Но скоро учуял царь всю малость своих угождений любому простому бездонному страднику – бедствующему не в меру царских сил и дьячьего веленья. Чело облагодетельствованного старца-погорельца озарилось нежно, думается, лишь на миг. Поди, получит он свой лес на новый дом, – поминал царь на другое утро старика, – заблудится, где-нибудь сядет в нем и завоет теперь о сынах, что перемерли, обгорев по пьяной лавке в доме старом. А так ютился-суетился бы, петлял бы отец их меж двор – знай, путал бы след, по какому тля-печаль за ним идет, да не расчел, забыл, годами многий, что от претугой змеи-печали смертный царь ничем не пособит… И тот – с правежа снятый кричник радовался, наверно, недолго: в новейшие времена чтобы встать ему на ноги – на такие чтоб уже не трепетали свистания правежных палок, железное варенье надо расширять литьем цветных металлов – бронзы, меди, серебра. А там, вроде, нужна вторая домница? А подати? А – по безвестности заказов не набрать? Опять заем?.. Да все одно ведь – счастью его живота одного вольного дыма с крицей мало! – Как мало для пытолюбия дьякона из патриаршего причта одних греческих книг, а дай и лютерские и латинские, мало распутных монашек захолустной лавры, надобна пренепорочная царская дочь…
Один такой дьякон-царь теперь проморгался – увидел себя в тесной родственной близости к всему самому простому и страдному, которой не знал до сих пор. Играя с легким сердцем в Польше, путешествуя войной по Северщине, несмотря на проволочки, временные безурядицы, тумаки, скользели, он все же здраво надеялся явиться в конце всех концов у какой-нибудь цели – самым умным и везучим, ухватчивым. И только на левом, проволгло-песчаном, низком берегу Оки ему прочтена была та невесомая жуткая грамота, а в Москве – на всю ее – только одно лицо, странно, единственно маня, шатнулось от него в темной светелке… Тут только он насторожился и заподозрил, с непривычки почти осязав, что-то несоизмеримо жесточайшее вдали – уже пробующее его на вкус выскальзывающим сквозь примятый куст земного жалом безначальным, безразмерным…

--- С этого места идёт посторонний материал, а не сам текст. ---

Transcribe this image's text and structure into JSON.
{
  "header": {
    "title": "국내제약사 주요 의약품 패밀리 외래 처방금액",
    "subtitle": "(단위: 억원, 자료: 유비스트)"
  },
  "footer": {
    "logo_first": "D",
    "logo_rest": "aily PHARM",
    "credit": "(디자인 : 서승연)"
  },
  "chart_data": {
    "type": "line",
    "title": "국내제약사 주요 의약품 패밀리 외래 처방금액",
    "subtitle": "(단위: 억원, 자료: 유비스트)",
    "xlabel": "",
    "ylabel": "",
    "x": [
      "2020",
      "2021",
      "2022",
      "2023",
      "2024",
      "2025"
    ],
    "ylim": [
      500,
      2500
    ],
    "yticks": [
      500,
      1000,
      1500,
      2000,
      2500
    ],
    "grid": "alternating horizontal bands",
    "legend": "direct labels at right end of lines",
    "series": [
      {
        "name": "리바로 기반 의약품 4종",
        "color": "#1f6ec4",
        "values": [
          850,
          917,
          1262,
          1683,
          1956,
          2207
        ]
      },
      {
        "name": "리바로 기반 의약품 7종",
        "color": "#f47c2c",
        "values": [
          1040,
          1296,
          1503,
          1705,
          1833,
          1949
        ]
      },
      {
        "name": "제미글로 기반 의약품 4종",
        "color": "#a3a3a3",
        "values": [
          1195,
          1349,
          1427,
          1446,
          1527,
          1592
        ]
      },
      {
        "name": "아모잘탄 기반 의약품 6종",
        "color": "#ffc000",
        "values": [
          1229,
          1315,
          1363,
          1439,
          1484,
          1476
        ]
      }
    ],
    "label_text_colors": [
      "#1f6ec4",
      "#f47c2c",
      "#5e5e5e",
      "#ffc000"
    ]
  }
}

Раньше только отвлеченно – так заученно, что неверующе, – знал, а сейчас без памяти, отчетливо почувствовал: смерть и тоска, весь вой человеческих детей, жалоба зверенышей, рыщущий, ищучи ласки, дворянин и ярый смерд, приговоривший дворянина к гибели за порчу слободской лучшей невесты, корысть купчихи, разорвавшей ведовской травой купца, и состояние раскрепощенного вдруг над обрывом жизни, ненадобного крепостного, принявшего – на шею белым камнем – долгожданную свободу, Стась Мнишек, рычащий от картечи в ребрах, и Годуновы, не вздохнувшие под княжескими кушаками и подушками… все – одна невзгода, одна рана. Одно и стило.
Должен, значит, быть и есть где-то один и тот же, кто повсюдно виноват, кто этот слепой единый сгусток, боль в печали обваляв, скатал и по незримой жилочке, солену нерву тянет из шара, почти не обжигаясь от жадности, дымную кровь…
К сему горю веселья земли царь все свободное время за ужином прикладывал возможных виновников и ночью подолгу, хоть и не видя, что-то рассматривал с разных сторон, но – честно отчаявшись чутьем и уже в хладное невероятие зашедшим рассудком – сошел-таки в келью к Владимирскому.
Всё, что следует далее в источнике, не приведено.